メンバーそれぞれが見たことのないそれを操り、世界の伝統音楽を奏でていました。ペットボトルを並べたものや流木に釣り糸を結びつけたギターらしきもの。どれも初めて見るもので、初めて聴く美しい音色。会場にいた観客全員が惹き込まれていくのを感じながら私も最後まで聴き入りました。
演奏の合間にはリーダーの大表史明さんをMCに、これらの楽器が何でできているか? 質問形式で進行。全て海洋ゴミから手作りでできていて、良い音が出るペットボトルの種類が限定されていること、一口にプラスチックといっても数種類に及ぶこと、アルミ缶の特性など専門的な知識とともに海洋ゴミ問題の現状など実体験をとおして伝えていました。その中で一番印象的だったのが、「ゴミとは何か? それは個人の価値観で決まってくる」という大表さんの言葉。彼らの活動そのものでした。

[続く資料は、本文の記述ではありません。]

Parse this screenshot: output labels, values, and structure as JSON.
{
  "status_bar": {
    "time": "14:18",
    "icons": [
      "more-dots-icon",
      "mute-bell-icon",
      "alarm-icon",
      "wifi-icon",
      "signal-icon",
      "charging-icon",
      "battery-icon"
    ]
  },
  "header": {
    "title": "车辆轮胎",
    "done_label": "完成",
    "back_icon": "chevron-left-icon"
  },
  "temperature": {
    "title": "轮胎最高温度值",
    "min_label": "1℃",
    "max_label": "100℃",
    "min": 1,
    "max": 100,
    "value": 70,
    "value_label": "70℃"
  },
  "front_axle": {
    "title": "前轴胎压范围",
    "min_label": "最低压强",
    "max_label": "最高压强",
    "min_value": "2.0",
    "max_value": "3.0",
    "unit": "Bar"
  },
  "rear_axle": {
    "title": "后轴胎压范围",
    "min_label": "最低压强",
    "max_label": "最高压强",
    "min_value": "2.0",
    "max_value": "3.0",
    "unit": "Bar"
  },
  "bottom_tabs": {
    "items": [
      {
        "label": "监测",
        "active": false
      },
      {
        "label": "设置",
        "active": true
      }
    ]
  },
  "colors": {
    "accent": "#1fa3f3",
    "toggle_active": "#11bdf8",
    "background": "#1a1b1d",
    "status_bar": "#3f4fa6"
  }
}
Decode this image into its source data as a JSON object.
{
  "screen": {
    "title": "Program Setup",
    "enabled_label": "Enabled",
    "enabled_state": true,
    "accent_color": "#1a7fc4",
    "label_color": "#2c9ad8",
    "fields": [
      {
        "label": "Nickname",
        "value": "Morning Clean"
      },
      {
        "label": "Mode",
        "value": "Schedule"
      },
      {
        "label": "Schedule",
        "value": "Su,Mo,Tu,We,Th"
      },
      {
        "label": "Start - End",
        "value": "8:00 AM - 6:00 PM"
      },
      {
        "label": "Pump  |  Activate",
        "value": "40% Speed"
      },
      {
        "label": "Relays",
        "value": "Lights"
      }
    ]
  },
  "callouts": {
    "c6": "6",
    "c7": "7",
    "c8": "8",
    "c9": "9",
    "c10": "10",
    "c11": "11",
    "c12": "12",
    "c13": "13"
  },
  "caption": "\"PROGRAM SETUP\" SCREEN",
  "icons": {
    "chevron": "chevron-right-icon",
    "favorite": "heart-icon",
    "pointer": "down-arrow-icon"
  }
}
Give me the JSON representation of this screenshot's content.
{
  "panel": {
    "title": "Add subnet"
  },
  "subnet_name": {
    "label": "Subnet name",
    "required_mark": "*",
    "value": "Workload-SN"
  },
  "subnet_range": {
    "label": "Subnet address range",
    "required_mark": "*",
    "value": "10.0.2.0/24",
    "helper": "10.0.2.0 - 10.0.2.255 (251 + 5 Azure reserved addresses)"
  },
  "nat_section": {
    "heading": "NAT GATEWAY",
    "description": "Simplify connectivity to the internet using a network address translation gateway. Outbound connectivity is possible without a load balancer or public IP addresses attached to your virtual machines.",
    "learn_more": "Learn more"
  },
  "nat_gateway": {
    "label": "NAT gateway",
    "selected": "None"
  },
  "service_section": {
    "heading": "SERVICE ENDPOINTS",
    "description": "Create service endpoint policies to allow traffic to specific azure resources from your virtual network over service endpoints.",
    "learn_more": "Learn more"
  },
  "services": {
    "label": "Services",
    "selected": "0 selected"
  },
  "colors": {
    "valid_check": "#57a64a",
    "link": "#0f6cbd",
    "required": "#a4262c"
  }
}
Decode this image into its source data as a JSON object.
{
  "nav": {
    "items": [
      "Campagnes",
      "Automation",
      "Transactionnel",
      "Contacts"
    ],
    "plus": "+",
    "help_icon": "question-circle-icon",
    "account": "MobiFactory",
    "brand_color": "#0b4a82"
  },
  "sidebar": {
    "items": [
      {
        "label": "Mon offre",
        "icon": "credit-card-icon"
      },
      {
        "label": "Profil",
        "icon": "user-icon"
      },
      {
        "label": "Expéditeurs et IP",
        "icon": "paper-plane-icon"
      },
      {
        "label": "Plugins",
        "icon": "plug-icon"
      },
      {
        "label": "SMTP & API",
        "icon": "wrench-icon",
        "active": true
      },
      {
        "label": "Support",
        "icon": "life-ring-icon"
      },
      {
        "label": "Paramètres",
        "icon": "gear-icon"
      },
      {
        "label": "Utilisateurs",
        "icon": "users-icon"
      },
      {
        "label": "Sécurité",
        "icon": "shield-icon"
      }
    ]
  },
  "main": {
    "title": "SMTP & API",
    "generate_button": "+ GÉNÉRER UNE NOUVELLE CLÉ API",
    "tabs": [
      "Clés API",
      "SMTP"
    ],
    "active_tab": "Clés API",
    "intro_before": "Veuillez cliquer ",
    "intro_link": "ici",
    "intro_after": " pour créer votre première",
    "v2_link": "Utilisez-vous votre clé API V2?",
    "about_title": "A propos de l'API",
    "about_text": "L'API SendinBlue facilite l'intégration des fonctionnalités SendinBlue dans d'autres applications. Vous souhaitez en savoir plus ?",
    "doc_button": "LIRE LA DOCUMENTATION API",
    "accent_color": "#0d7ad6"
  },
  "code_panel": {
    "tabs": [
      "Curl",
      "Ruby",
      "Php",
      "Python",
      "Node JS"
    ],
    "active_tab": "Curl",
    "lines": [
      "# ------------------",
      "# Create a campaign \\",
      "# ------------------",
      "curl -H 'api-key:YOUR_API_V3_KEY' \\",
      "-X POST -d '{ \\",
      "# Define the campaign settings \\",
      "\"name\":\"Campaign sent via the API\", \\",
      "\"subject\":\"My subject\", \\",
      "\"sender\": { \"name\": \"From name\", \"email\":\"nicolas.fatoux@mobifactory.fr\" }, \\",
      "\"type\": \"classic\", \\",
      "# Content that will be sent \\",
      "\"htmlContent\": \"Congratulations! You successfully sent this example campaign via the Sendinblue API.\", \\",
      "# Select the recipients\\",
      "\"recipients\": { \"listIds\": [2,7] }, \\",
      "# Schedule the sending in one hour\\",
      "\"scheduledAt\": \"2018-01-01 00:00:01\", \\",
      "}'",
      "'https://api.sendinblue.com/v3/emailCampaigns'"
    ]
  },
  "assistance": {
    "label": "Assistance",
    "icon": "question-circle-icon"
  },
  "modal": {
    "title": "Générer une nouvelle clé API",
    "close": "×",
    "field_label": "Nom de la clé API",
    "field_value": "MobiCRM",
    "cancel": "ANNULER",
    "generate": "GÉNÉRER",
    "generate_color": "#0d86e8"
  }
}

海岸に流れ着いたものを拾って、そこに音楽という新しい命を吹き込むサイクルが、ゴミを拾っているのではなく、音を拾っているのだなと感じ、番組のタイトルにしました。番組では大表さんが独学で完成させた楽器が、どうやってできたのか? どんな音色なのか? 詳しく知りたくて、数回にわたりいろんな楽器をスタジオに持ちこんでいただきました。一番苦労したのがボトルウィング。ペットボトルの空気圧を調整する自転車のバルブを指先でチョンチョンとたたいて空気を少しずつ抜いてチューニングするので、かなり繊細。30分ほど何度も空気を入れたり抜いたりの繰り返し。音程がそろった時の感動、美しさは格別でした。
それと、チャリンバ。自転車のスポークを使ったアフリカの親指ピアノのような楽器ですが、箱状のボディのサウンドホールに共鳴して、音が断続的に聞こえるトレモロ効果も出せることに驚きました。元々の楽器の構造や音の出る原理を理解し、日々探究したという大表さん。楽器を押さえるその指は、ゴツゴツとした職人のようでした。「ゴミだから、音も良くない」そう受け止められないようにとこだわった結果です。
さらに取材を重ね、海洋ゴミを回収している協力者がいることを聞きました。全国各地の海岸に足を運ぶ中、遠州灘の海岸で知り合った佐々木善之さん。静岡県浜松市の中田島砂丘にゴミ箱を設置するなど、ビーチクリーン活動にも力を注いでいます。インタビューで訪れた場所は、同県の湖西市にある空き家になった古い金物店を居抜きで利用した休憩所のような空間。海岸で拾ってきた流木や貝殻を利用した手作りの装飾など、とてもオーガニックな雰囲気に包まれていました。
そこでいただいたコーヒーがとても美味しかった! 佐々木さんが目の前で、手挽きで淹れてくれたコーヒー。聞くとビーチクリーンが終わった後、みんなで海を見ながらまったりと、このコーヒーを飲むのが恒例なんだとか。インタビュー後、「海を楽しみましょうよ」 さりげなくおっしゃっていた言葉から佐々木さんの活動の根幹にあるものを感じました。環境問題を押しつけない、そんなスタンスでこの番組も聴いてもらえたらなと思います。